Roberts è così impegnato spostarsi da una trama all’altra che non si impegna mai abbastanza a lungo nel creare una vera suspense. La posta in gioco in Resident Evil: Welcome to Raccoon City rimane tristemente bassa, dal momento che tutto è abbozzato in una dimensione piatta. Che si tratti delle origini e dello scopo della minaccia zombie o del legame di Chris col padre surrogato Birkin, tutto è a malapena abbozzato. Ciò può funzionare in un videogioco, ma dimostra che la fedeltà al materiale originale non sempre è altrettanto efficace in una trasposizione al medium cinematografico.
Il prologo con il flashback viene rivisitato occasionalmente per tutto il film e il suo scopo è quello di introdurre il malvagio scienziato William Birkin (Neal McDonough), stabilire un futuro deux ex machina e accennare a un traumatico calvario di Claire che non è mai stato risolto correttamente. Questo tipo di trascuratezza è emblematica del film, che in seguito prende l’abitudine di mettere i protagonisti in un travolgente pericolo zombie, solo per districarli magicamente dal pericolo attraverso modifiche a buon mercato.
La recitazione è pessima da parte di tutto il cast. È un alternarsi continuo di inespressività e sentimenti forzati, del tutto irrealistici e immotivati dalla trama o dalla caratterizzazione superficiale dei personaggi. Il peggiore in scena è il capo di polizia Brian Irons, incarnato da Logue in un cliché perennemente urlante, senza alcuna reale motivazione. L’intero cast non ha la metà del carisma di Jovovich. In loro difesa, va detto che la sceneggiatura di Roberts si preoccupa a malapena di dare loro un briciolo di personalità distintiva.

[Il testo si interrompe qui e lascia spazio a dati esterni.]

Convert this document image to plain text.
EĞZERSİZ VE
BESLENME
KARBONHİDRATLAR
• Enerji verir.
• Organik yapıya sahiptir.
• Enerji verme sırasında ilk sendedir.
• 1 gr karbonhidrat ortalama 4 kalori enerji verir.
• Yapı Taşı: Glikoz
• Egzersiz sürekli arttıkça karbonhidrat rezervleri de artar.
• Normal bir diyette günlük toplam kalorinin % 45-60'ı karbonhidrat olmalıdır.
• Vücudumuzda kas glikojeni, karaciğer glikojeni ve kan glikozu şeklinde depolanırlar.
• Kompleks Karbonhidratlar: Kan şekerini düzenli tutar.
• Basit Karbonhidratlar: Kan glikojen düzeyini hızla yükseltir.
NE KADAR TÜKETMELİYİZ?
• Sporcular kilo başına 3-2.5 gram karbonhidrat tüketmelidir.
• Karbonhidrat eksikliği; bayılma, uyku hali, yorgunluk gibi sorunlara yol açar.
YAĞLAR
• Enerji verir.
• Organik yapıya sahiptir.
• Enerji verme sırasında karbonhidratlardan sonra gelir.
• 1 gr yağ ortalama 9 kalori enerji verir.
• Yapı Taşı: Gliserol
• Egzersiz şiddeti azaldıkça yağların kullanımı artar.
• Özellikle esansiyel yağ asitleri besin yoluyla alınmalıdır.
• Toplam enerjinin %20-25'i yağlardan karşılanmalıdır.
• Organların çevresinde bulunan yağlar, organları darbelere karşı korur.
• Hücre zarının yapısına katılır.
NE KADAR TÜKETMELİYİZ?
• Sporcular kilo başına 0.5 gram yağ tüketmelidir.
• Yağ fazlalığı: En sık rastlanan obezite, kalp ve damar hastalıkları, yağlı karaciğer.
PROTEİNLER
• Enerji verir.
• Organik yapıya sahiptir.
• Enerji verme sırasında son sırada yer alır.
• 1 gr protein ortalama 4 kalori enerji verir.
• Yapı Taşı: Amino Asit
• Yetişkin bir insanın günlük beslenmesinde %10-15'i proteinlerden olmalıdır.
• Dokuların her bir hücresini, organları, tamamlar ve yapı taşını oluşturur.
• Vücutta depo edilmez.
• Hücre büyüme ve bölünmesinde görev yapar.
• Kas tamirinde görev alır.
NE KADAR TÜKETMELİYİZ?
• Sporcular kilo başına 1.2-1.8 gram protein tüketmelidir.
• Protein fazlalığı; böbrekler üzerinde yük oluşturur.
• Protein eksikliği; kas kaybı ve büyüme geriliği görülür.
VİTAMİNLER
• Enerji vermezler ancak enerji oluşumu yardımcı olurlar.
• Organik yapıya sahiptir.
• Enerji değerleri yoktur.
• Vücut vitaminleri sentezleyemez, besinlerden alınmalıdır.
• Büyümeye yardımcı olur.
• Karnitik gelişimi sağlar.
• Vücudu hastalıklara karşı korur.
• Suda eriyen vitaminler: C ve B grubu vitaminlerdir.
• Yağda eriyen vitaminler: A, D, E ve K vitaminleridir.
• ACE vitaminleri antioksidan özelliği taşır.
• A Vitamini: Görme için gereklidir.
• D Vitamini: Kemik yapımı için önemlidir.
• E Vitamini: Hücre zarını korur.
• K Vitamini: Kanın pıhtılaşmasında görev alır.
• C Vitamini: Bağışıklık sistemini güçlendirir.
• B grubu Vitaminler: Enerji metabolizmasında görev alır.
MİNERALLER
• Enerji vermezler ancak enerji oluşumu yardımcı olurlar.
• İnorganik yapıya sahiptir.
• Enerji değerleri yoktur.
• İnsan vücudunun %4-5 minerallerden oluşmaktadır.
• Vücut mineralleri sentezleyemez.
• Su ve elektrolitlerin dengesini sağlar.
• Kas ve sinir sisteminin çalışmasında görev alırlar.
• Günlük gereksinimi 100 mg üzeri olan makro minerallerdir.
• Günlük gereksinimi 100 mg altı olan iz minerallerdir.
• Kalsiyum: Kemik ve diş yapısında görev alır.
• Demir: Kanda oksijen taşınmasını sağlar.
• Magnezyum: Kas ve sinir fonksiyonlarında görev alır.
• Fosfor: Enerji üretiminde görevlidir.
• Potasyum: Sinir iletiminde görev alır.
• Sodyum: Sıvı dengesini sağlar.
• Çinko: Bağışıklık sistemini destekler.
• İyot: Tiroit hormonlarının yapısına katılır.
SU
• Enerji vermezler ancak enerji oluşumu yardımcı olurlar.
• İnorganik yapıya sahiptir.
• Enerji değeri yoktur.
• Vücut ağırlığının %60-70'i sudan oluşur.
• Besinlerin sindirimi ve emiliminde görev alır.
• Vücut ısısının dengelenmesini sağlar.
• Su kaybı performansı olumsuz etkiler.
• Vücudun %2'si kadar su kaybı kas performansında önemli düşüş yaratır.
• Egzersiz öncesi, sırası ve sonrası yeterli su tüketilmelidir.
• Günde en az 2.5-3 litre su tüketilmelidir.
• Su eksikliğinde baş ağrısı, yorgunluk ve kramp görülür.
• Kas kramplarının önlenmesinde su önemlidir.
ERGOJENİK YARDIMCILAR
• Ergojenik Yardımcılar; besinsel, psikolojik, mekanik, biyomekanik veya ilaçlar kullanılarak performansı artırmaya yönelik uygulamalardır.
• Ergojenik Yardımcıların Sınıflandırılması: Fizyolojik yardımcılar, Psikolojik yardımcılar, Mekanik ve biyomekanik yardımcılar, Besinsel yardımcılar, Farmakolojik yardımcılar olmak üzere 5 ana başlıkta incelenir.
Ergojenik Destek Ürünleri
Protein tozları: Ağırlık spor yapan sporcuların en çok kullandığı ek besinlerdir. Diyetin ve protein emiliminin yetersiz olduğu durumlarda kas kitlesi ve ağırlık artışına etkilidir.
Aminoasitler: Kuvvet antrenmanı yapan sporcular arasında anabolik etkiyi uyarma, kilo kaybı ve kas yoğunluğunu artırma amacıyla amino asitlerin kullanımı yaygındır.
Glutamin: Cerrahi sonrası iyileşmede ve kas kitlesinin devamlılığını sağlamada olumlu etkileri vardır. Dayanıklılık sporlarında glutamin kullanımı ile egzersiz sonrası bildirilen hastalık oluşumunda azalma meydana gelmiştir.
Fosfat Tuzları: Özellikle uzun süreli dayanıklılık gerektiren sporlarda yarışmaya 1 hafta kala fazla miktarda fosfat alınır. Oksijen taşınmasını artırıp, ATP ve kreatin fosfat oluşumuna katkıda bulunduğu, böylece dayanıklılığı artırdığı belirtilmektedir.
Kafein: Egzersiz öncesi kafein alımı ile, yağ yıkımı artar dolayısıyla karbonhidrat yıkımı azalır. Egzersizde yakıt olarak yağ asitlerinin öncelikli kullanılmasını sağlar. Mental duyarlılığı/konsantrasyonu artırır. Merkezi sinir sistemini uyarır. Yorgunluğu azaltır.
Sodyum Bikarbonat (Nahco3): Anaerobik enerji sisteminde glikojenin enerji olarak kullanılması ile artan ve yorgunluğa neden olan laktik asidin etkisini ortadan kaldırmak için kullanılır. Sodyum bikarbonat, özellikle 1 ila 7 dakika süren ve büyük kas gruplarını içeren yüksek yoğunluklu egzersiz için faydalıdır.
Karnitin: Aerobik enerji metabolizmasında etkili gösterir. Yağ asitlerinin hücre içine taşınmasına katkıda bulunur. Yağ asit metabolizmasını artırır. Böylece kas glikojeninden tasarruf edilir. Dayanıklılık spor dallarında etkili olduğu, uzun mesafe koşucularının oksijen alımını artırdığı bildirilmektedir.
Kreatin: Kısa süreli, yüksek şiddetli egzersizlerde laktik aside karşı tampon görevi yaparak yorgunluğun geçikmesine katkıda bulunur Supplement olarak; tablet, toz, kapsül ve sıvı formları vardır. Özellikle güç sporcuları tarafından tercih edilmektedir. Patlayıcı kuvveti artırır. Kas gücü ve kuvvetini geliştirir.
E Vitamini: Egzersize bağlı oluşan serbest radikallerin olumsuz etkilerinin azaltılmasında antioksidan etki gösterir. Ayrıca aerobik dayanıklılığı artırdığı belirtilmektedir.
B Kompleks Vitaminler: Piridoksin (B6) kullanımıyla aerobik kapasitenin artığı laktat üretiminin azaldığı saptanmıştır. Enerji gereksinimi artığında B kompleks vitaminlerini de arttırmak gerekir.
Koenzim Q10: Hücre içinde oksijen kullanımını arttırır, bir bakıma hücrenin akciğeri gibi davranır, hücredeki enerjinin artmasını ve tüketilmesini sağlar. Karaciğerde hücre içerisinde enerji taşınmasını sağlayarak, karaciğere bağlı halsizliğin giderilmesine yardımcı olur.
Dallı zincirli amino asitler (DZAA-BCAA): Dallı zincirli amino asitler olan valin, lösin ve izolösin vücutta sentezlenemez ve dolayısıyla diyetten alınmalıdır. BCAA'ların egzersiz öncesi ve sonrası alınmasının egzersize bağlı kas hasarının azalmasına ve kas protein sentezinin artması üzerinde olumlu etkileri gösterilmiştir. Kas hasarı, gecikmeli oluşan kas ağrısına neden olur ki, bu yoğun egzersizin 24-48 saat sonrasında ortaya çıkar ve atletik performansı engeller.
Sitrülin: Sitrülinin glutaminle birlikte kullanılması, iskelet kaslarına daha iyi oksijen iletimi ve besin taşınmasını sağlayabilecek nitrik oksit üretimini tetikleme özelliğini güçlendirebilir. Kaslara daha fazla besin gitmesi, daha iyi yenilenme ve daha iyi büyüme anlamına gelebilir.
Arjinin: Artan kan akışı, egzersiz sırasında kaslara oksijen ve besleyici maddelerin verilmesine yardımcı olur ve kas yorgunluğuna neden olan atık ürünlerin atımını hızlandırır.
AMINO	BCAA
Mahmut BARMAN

Effetti scadenti e una colonna sonora squillante lo contrassegnano come un B-movie contemporaneo. Non che le carenze di questo reboot siano legate a un’epoca particolare. In qualsiasi decennio, i dettagli inspiegabili del film, le sottotrame cadute, le caratterizzazioni sottili come la carta e il caos senza paura avrebbero deluso.